Kendrick Lamar: Musik als Hoffnung

Kendrick Lamar veröffentlicht mit "To Pimp A Butterfly" ein Meisterwerk voller Soul, Funk und politischen Botschaften.
Der US-amerikanische Hoffnungsträger in Sachen Hip-Hop veröffentlichte über Nacht sein neues Album "To Pimp A Butterfly".

Veröffentlichungstermine von Alben sind heutzutage ja nur mehr Richtwerte. Erst kürzlich musste Björk ihr neues, für März angekündigtes Album völlig überraschend bereits im Jänner digital auf den Markt bringen, da es geleakt wurde - also gratis im Internet verfügbar war. Nun musste auch der US-amerikanische Hip-Hop-Hoffnungsträger Kendrick Lamar über Nacht reagieren und seine für 23. März angekündigte Platte vorziehen. "Keep calm. All is well" ("Bleibt ruhig, alles ist gut"), twitterte Kendrick Lamar um sechs Uhr morgens, als sich im Internet ein Sturm der Aufregung entfachen wollte: Seit ein paar Stunden war Lamars drittes, mit wachsender Spannung erwartetes Album über iTunes und Spotify veröffentlicht worden, eine Woche früher als annonciert. Offenbar reagierte Lamars Label Top Dawg damit auf ein drohendes Leck beim Vertriebspartner Universal, worüber sich Labelboss Anthony Tiffith wiederum via Twitter heftig echauffiert hatte: "Irgendjemand wird dafür bezahlen müssen!"

Kendrick Lamar: Musik als Hoffnung

Der im berüchtigten Problemviertel Compton bei Los Angeles aufgewachsene 27-Jährige wurde mit West-Coast-Ganster-Rap und auf der Straße sozialisiert. Von Drogen, Waffen und Bling-Bling wollte er bereits auf seinen ersten beiden Alben nichts wissen. Vor allem sein im Jahr 2012 veröffentlichtes Meisterwerk "Good Kid, M.A.A.D City" wurde international als eines der besten Hip-Hop-Alben des Jahres gefeiert. Die Platte war auch ein Varoufakisfinger, also Stinkefinger in Richtung inhaltslosem Gangster-Rap der Kollegenschaft, die Gewalt mit Gewalt, Probleme mit Drogen und soziale Missstände mit Hass und Segregation zu lösen versuchen.
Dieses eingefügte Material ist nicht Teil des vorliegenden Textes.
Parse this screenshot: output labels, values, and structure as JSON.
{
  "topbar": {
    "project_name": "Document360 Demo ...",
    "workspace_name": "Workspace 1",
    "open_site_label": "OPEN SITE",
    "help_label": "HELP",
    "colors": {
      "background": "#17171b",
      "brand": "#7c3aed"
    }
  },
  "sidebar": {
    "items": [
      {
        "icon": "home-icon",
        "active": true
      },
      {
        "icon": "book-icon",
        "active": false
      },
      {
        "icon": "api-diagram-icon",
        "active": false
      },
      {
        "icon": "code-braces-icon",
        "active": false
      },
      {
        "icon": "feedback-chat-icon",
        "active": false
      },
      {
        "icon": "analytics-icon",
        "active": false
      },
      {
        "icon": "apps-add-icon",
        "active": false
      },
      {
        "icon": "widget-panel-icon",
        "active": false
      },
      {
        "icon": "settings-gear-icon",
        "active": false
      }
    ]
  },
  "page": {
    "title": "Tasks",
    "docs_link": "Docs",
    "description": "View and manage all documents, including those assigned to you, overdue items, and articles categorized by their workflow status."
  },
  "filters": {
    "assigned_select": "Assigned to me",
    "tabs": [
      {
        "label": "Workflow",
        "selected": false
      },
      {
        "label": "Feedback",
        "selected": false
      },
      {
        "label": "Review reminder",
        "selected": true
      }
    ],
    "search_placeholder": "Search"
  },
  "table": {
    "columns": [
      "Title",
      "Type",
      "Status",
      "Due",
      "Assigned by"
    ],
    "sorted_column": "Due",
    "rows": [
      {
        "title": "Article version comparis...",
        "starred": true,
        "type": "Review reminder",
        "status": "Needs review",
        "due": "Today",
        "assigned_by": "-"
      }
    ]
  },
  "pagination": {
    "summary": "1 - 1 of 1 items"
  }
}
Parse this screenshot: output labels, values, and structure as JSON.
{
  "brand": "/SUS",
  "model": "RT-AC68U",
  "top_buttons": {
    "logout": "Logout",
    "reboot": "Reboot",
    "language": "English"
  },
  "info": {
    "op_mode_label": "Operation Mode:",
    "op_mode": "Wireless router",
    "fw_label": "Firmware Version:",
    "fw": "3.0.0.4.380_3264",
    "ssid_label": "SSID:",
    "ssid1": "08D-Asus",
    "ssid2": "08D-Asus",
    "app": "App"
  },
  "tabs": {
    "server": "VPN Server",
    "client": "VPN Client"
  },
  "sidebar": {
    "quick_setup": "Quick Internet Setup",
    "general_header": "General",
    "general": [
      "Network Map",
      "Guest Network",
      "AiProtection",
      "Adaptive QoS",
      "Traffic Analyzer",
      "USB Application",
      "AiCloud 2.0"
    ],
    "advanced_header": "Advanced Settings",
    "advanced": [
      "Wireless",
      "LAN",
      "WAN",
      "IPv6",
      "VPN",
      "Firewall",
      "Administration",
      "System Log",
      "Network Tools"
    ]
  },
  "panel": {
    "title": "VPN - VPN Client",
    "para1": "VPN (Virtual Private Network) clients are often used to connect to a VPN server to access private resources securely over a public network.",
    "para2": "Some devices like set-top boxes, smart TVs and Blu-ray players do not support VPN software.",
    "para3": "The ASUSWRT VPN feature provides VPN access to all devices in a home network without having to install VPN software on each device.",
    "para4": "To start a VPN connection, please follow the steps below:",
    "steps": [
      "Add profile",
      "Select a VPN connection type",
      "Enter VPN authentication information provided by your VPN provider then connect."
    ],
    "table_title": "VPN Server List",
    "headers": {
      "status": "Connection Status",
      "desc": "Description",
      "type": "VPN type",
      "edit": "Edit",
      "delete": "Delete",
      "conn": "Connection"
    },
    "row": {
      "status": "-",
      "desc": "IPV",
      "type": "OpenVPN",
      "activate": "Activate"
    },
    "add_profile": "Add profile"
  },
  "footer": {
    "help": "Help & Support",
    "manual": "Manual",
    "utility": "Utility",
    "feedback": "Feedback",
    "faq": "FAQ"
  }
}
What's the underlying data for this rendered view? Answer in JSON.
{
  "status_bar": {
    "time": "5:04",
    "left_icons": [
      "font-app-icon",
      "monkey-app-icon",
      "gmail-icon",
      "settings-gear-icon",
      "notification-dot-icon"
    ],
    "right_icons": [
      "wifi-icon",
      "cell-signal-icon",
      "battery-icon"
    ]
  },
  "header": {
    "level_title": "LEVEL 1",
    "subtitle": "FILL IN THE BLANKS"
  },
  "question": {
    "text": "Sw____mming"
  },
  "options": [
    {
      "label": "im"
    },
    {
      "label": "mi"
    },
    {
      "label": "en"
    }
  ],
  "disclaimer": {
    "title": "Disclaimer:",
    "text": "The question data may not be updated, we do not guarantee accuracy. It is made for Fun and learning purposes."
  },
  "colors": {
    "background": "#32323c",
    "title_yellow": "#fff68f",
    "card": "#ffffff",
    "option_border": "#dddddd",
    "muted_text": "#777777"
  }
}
Mit "To Pimp A Butterfly" versucht der Grammy-Gewinner erneut einen heilenden Balsam auf die offenen Wunden zu legen. Zu Beginn hört man "Every Nigger Is A Star", ein Sample aus dem gleichnamigen Song des jamaikanischen Sängers Boris Gardiner. Cut. Danach rappt Kendrick Lamar mit Funk-Legende George Clinton in "Wesley's Theory" über einen von Flying Lotus stammenden Beat.

Liebe und neue Maßstäbe

In den 16 neuen Songs setzt der Rap-Poet keine Minute auf konservative Beats. Dafür reiht er Sample an Sample und kreiert so Rhythmen, die mutig wie eklektizistisch ausfallen. Immer wieder tauchen Soul-, Jazz-, Funk-Melodien und -Rhythmen aus vergangenen Tagen auf, werden Spuren zu Helden wie Gil Scott-Heron gelegt. Das klingt frisch, elektrisierend und setzt neue Maßstäbe im Hip-Hop-Genre.

Inhaltlich geht es ihm und den aktuell in USA wieder aufkeimenden Rassismus, die Trennung zwischen Schwarz und Weiß. Lamar empört sich über die zunehmenden und tödlichen Übergriffe der Polizei gegenüber der afroamerikanischen Bevölkerung – Stichwort Ferguson. Aber anstatt Hass und Gewalt in seinen Liedern zu predigen, setzt Lamar auf Liebe. "I love myself" heißt es im Stück "i" immer wieder. Ganz nach dem Motto: Nur wer sich selbst liebt, kann auch andere lieben.

Im 12 Minuten langen und intensiven wie berührenden Schlussstück "Mortal Man" kommentiert er ein altes Interview des 1996 ermordeten Rappers Tupac Shakur, der ein Blutbad in Sachen Gang-Krieg für unausweichlich hält. Lamar kontert: "Das ist verrückt, Mann. Die einzige Hoffnung, die wir haben, ist Musik."